I nipoti di Frankenstein

Prevedere quanto potrà succedere è arduo, ma, come sempre, la letteratura fantascientifica, che di proiezioni ed estrapolazioni è maestra indiscussa, ha affrontato questi argomenti con largo anticipo. Anche la manipolazione della vita umana costituisce infatti un ampio capitolo della Science Fiction: un capitolo, come l'argomento richiede, non consolatorio né evasivo; un sentiero del futuribile che si avventura tra scenari d'incubo.
In generale, sono gli inizi ad illuminare gli sviluppi successivi; e qui gli inizi della tematica coincidono addirittura con la nascita del nuovo genere letterario: per molti infatti la Fantascienza nasce proprio sul tavolo anatomico del Dottor Frankenstein, che giustappone membra ed organi umani nel tentativo blasfemo di imitare il Creatore. Mary Shelley, che scrive all'inizio dell'Ottocento questo romanzo gotico-fantastico, aggiunge un significativo sottotitolo: Frankenstein, ovvero Il Prometeo moderno.
Ponendo all'imbocco del cammino l'ombra del Titano ribelle, la Fantascienza delinea con nettezza le forze in campo: Dio, l'uomo, il mistero della Creazione: ogni storia successiva ne sarà segnata. Il finale tragico è inevitabile: il mostro si ribella al suo costruttore e lo distrugge, facendosi così quasi strumento della nemesi divina per la violazione dell'ordine naturale. Nella seconda metà dell'Ottocento, le teorie darwiniane portano nuova esca al fuoco della speculazione fantastica: in tal modo le implicazioni emotive ed etiche dell'ipotesi evoluzionistica entrano massicciamente a far parte del corredo fantascientifico. Il proposito prometeico di Frankenstein assume una sfumatura positivistica: non si tratta più di creare la vita, ma di forzare l'evoluzione, gettandosi in un gioco dissennato di trasformazioni e di ibridazioni. Il risultato è L'isola del Dottor Moreau di H.G. Wells: un angoscioso laboratorio che sembra trapiantato di peso da un lager nazista. L'ignaro naufrago Prendick, approdato per caso in questo museo degli orrori, scopre pian piano la verità: Moreau si diletta, tramite tecniche di vivisezione e altre diavolerie da lui inventate, a trasformare gli animali in uomini, lasciandoli poi liberi per l'isola quali assurde caricature del "re del creato". Moreau gioca con la Creazione: "Io - confessa - ho voluto soltanto scoprire l'estremo limite di plasticità di una forma vivente". D'altra parte, se l'uomo è solo un animale più evoluto, trasformare gli animali in uomini o viceversa non è un'impossibilità metafisica, ma solo un problema tecnico.
Tuttavia, anche Moreau fa una brutta fine: viene dilaniato dall'uomo-leopardo, mentre la sua isola precipita nella degenerazione e nel caos, e i mostri semiumani tornano alla loro bestialità primitiva sotto gli occhi esterrefatti di Prendick.

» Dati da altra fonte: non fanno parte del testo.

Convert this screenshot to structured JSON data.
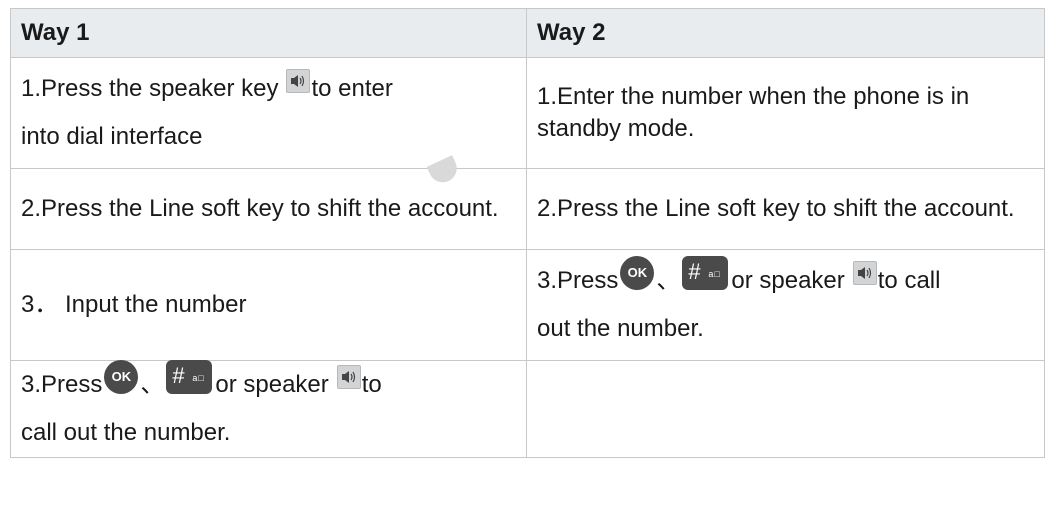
{
  "table": {
    "headers": [
      "Way 1",
      "Way 2"
    ],
    "row1": {
      "way1_a": "1.Press the speaker key",
      "way1_b": "to enter",
      "way1_c": "into dial interface",
      "way2": "1.Enter the number when the phone is in standby mode."
    },
    "row2": {
      "way1": "2.Press the Line soft key to shift the account.",
      "way2": "2.Press the Line soft key to shift the account."
    },
    "row3": {
      "way1": "3． Input the number",
      "way2_a": "3.Press",
      "way2_sep": "、",
      "way2_b": "or speaker",
      "way2_c": "to call",
      "way2_d": "out the number."
    },
    "row4": {
      "way1_a": "3.Press",
      "way1_sep": "、",
      "way1_b": "or speaker",
      "way1_c": "to",
      "way1_d": "call out the number."
    }
  },
  "keys": {
    "ok_label": "OK",
    "hash_label": "#",
    "hash_sub": "a□",
    "icons": [
      "speaker-key-icon",
      "ok-key-icon",
      "hash-key-icon"
    ]
  },
  "colors": {
    "header_bg": "#e9ecef",
    "border": "#c8c8c8",
    "key_dark": "#4a4a4a",
    "speaker_key": "#d2d4d6"
  }
}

La scoperta del DNA e le nuove frontiere della genetica introducono variazioni sul tema fantascientifico della creazione in vitro della vita, ma le coordinate restano le stesse: la sfida al Creatore, la "moralità" dello scienziato. Lo esplicita in maniera inequivocabile, quasi didascalica, il lungo racconto La formula dell'immortalità del russo A. Dneprov. Il giovane scienziato Albert Olfry, figlio di un famoso genetista, scopre che gli studi del padre sono approdati alla creazione artificiale della vita, nel desiderio di decifrare una volta per tutte "la formula dell'uomo", in modo da rendere immortale la razza umana. Albert con raccapriccio viene a sapere di essere figlio di una donna artificiale; come se non bastasse, anche la ragazza di cui è innamorato risulta la sesta variante del progetto. In un raptus omicida Albert uccide allora lo scienziato, collega del padre, che ha continuato gli esperimenti contro il parere del vecchio genetista.

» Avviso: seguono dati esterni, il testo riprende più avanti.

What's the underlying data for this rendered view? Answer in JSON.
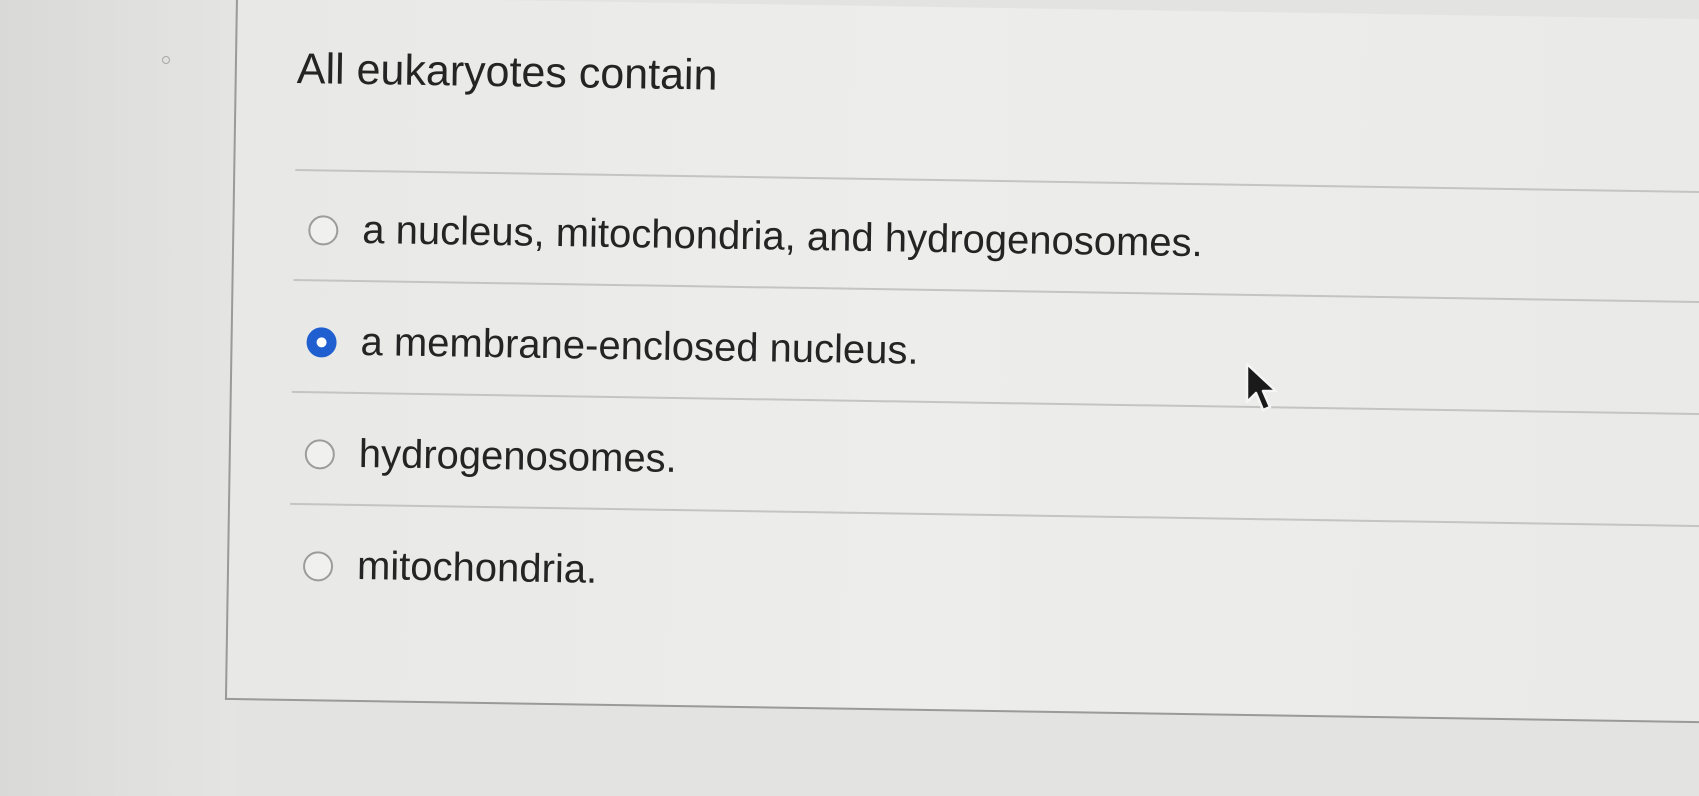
{
  "question": {
    "text": "All eukaryotes contain"
  },
  "options": [
    {
      "label": "a nucleus, mitochondria, and hydrogenosomes.",
      "selected": false
    },
    {
      "label": "a membrane-enclosed nucleus.",
      "selected": true
    },
    {
      "label": "hydrogenosomes.",
      "selected": false
    },
    {
      "label": "mitochondria.",
      "selected": false
    }
  ],
  "colors": {
    "selected_radio": "#1f5fd0",
    "text": "#242424"
  },
  "icons": {
    "cursor": "mouse-pointer-icon",
    "marker": "small-circle-icon"
  }
}
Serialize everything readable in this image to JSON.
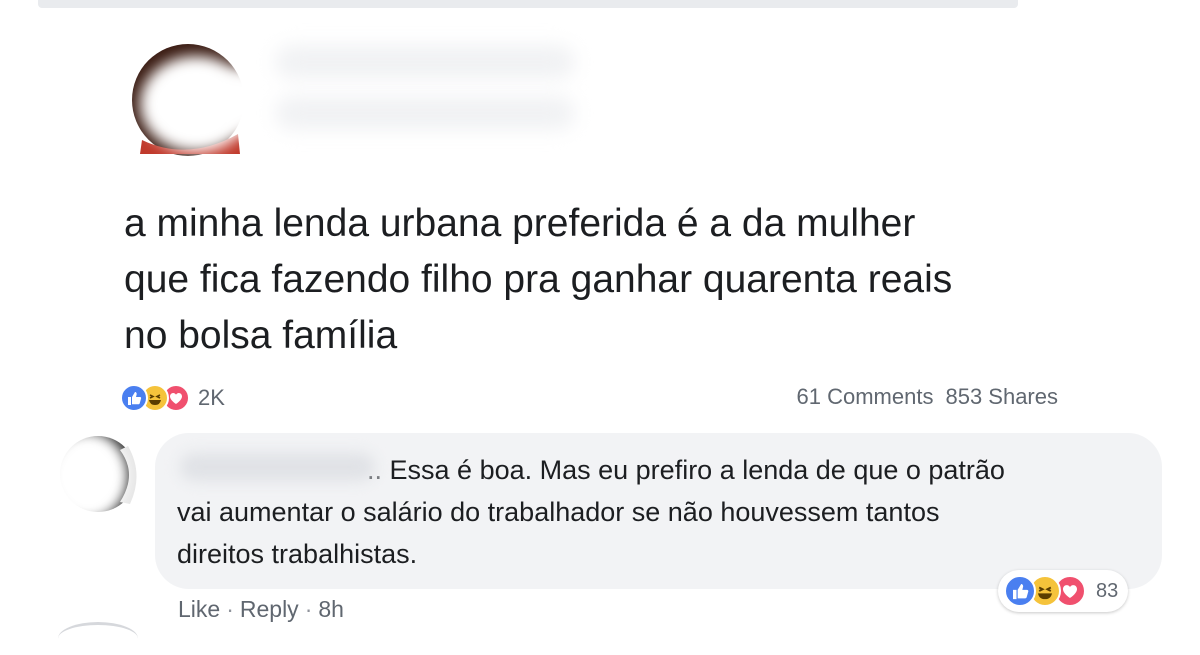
{
  "post": {
    "text_lines": [
      "a minha lenda urbana preferida é a da mulher",
      "que fica fazendo filho pra ganhar quarenta reais",
      "no bolsa família"
    ],
    "reaction_count": "2K",
    "comments": "61 Comments",
    "shares": "853 Shares",
    "reaction_icons": [
      "like-icon",
      "haha-icon",
      "love-icon"
    ]
  },
  "comment": {
    "author_tail": "..",
    "text_lines": [
      "Essa é boa. Mas eu prefiro a lenda de que o patrão",
      "vai aumentar o salário do trabalhador se não houvessem tantos",
      "direitos trabalhistas."
    ],
    "reaction_count": "83",
    "actions": {
      "like": "Like",
      "reply": "Reply",
      "time": "8h",
      "separator": "·"
    }
  },
  "colors": {
    "like": "#4a7ff0",
    "haha": "#f5c33b",
    "love": "#f0506e",
    "bubble": "#f2f3f5",
    "meta_text": "#606770"
  }
}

La formula dell'immortalità inchioda con spietata lucidità gli scienziati alle loro responsabilità, e mette a fuoco la condizione dell'uomo futuro, figlio della provetta: "La vita - afferma Albert - perderà per l'uomo ogni fascino, tutta la sua indicibile bellezza. Gli uomini si troveranno di fronte a se stessi e agli altri privi di qualsiasi protezione, come figure anatomiche, anzi, peggio, come recipienti impastati di fasci di molecole di albume di struttura nota, in cui si svolgono reazioni biochimiche note e processi biofisici noti". "Temo - è sempre Albert che parla - che presto scomparirà l'emozione dei genitori che attendono un figlio, perché i bambini verranno coltivati in matracci su un programma prestabilito... "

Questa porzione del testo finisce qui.